White Diamond Research, publishing in Seeking Alpha, has argued that providing video products as a service (vPaaS) is unlikely to benefit The Meet Group (MEET) in the long term.
The social entertainment firm, parent to brands including Skout, Tagged and MeetMe, brought in vPaaS to enable it to work with third party social networks in ways other than by making acquisitions.
CEO Geoff Cook explained in a Q3 statement that the end of 2019 would be dedicated to testing the new functionality. The Meet Group has pushed back video integration for Growlr in order to prioritise vPaaS rollout.
The Seeking Alpha analysis reads: “Live streaming isn’t complicated technology, it’s what Facebook and YouTube and some other social media sites have. Most of it is stupid content, like girls dancing in a club or eating snacks.

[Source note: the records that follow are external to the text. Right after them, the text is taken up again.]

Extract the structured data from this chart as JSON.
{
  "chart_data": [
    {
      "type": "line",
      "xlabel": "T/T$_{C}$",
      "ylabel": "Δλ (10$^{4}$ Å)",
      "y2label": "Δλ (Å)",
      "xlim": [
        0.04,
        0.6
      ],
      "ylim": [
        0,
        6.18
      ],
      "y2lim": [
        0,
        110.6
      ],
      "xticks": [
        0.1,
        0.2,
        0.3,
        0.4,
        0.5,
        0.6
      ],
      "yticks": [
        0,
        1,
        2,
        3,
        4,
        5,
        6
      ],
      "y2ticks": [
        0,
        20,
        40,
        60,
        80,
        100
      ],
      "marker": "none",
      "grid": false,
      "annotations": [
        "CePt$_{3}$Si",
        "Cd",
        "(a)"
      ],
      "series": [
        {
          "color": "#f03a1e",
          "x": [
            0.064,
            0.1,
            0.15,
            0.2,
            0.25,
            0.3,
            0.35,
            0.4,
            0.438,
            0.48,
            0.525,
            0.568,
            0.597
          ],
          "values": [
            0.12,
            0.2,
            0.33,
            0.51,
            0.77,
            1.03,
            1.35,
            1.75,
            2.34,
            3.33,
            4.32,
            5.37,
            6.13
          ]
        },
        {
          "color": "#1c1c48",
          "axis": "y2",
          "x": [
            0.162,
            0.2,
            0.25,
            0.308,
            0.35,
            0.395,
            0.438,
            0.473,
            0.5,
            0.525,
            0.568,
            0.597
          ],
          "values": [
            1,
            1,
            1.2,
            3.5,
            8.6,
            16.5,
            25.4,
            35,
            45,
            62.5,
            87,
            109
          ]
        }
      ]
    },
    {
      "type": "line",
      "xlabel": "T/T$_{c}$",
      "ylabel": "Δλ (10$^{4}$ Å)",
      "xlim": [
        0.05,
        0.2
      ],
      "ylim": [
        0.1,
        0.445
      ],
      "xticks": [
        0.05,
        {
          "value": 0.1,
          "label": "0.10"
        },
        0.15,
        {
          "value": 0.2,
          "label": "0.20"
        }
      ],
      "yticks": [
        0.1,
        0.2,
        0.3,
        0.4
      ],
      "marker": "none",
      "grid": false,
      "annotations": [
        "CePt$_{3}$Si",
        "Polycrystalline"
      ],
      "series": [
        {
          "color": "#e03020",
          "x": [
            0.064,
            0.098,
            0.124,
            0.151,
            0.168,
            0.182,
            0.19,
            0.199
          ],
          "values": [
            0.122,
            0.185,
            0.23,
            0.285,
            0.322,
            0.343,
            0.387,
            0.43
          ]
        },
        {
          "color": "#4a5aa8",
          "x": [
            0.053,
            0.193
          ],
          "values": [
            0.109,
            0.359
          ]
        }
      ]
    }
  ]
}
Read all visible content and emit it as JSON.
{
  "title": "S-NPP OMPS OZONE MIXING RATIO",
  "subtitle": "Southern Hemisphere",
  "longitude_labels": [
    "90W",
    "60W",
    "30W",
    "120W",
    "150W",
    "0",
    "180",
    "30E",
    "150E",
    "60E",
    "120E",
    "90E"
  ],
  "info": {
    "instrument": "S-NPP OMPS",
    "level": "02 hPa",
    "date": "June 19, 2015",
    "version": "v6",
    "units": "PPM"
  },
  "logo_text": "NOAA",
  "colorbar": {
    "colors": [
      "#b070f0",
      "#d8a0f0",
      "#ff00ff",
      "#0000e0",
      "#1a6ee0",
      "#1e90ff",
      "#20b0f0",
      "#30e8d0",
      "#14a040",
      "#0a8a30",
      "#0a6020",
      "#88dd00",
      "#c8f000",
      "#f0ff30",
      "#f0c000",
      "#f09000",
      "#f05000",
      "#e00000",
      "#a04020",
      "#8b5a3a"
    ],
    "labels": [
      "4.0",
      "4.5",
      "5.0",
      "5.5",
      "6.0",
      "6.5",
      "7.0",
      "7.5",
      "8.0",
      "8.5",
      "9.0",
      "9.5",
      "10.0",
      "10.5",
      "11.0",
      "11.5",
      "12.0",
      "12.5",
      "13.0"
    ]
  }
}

“The whole excitement about MEET’s video streaming is being able to have the network effect, i.e. Youtube has a billion videos and viewers. The network effect is what makes it valuable, not the code that drives the technology.
“However, MEET has low user count and thus no network effect. It’s not about the IP (intellectual property), and MEET doesn’t have any IP in regards to its technology.”
The piece goes on to outline The Meet Group’s partnership with Match Group, which is in the process of introducing streaming to brands including POF.
It notes that if the product changes prove successful for the market leader, it may look to develop its own tech stack and avoid sharing any revenues.
At the time of writing, The Meet Group is trading at $5.10, giving the group a market cap of $365 million.